By Robert A. Waters and Sim Waters
Published by Real Crime Press, May 2019
ISBN-13: 978-1095644812
227-page paperback $9.99; Kindle 182-page eBook $4.99

Reviewed by Gila Hayes

Studying crime reports is one of the best ways to encourage “what would I do if…” questions to hone mindset, readiness and self-defense skills. I’m a big fan of true stories about men and women who fight back against violent criminals. A few weeks ago, a Network staffer showed me a book he’d read over the weekend that was coauthored by Robert A. Waters, whose earlier work I reviewed in this journal in August of 2010. I downloaded his new book and started reading the same day.
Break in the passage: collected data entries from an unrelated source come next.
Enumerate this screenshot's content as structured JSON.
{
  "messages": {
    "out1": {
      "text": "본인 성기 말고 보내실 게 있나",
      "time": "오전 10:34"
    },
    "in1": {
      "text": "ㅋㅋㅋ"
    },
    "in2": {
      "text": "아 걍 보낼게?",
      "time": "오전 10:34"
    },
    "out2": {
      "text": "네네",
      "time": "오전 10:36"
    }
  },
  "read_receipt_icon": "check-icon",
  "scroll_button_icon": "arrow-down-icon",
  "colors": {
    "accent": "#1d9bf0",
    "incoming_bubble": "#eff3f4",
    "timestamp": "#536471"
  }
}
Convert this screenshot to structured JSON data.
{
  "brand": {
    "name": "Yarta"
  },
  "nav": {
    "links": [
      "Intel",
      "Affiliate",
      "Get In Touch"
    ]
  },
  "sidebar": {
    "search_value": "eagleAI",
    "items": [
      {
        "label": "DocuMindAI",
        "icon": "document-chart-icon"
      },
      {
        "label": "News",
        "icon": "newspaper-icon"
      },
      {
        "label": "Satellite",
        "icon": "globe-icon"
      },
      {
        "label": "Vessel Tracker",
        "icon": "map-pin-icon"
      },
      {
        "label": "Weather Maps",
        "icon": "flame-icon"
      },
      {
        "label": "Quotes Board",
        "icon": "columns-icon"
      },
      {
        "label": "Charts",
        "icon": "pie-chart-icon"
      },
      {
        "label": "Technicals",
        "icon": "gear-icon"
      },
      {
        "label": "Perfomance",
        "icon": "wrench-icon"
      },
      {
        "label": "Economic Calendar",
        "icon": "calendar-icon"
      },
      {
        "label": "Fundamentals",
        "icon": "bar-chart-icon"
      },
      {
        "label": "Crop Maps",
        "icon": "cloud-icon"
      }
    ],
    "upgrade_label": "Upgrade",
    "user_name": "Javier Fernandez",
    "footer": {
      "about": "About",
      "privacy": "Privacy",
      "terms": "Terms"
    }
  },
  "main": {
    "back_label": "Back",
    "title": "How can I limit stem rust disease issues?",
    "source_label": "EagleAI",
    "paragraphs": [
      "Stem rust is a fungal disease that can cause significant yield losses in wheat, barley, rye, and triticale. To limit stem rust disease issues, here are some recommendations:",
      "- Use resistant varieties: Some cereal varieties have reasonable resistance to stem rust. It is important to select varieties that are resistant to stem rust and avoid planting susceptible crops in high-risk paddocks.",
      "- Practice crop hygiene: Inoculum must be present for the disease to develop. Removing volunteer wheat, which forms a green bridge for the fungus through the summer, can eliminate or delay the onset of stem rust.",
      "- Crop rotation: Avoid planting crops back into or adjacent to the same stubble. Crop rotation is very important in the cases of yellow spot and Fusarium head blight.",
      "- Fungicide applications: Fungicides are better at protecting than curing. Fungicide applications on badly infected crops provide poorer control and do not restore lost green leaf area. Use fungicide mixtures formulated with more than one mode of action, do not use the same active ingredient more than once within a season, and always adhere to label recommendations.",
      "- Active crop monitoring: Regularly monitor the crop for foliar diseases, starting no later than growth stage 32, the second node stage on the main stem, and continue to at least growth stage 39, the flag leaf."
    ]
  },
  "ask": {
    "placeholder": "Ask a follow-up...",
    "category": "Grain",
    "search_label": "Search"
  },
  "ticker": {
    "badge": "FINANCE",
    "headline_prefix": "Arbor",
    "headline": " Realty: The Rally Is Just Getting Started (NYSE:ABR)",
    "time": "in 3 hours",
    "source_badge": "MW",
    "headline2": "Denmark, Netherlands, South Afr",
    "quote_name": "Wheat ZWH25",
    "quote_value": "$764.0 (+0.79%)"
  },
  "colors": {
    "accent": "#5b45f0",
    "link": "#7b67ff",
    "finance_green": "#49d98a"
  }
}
The armed citizens in Robert and Sim Waters’ news snippets in Guns and Self-Defense: 23 Inspirational True Crime Stories of Survival with Firearms represent a cross section of American citizenry–poor people, blue collar workers and professionals, retired people, single moms and caring neighbors defending neighbors who are being harmed.guns and self defense

The authors of Guns and Self-Defense introduce their stories by observing that “about 17,000 Americans are murdered annually. First responders rarely reach a crime scene until after the fact. U.S. courts have ruled that it is not the duty of police to ‘protect’ citizens. For this reason, many Americans keep firearms in their homes or carry guns on their person.” Their book avoids politics and questions of constitutional law, focusing instead on violent criminals, their evil deeds and how ordinary men and women used guns to avoid being seriously injured or murdered. As the co-authors explain, none used guns in defense of property.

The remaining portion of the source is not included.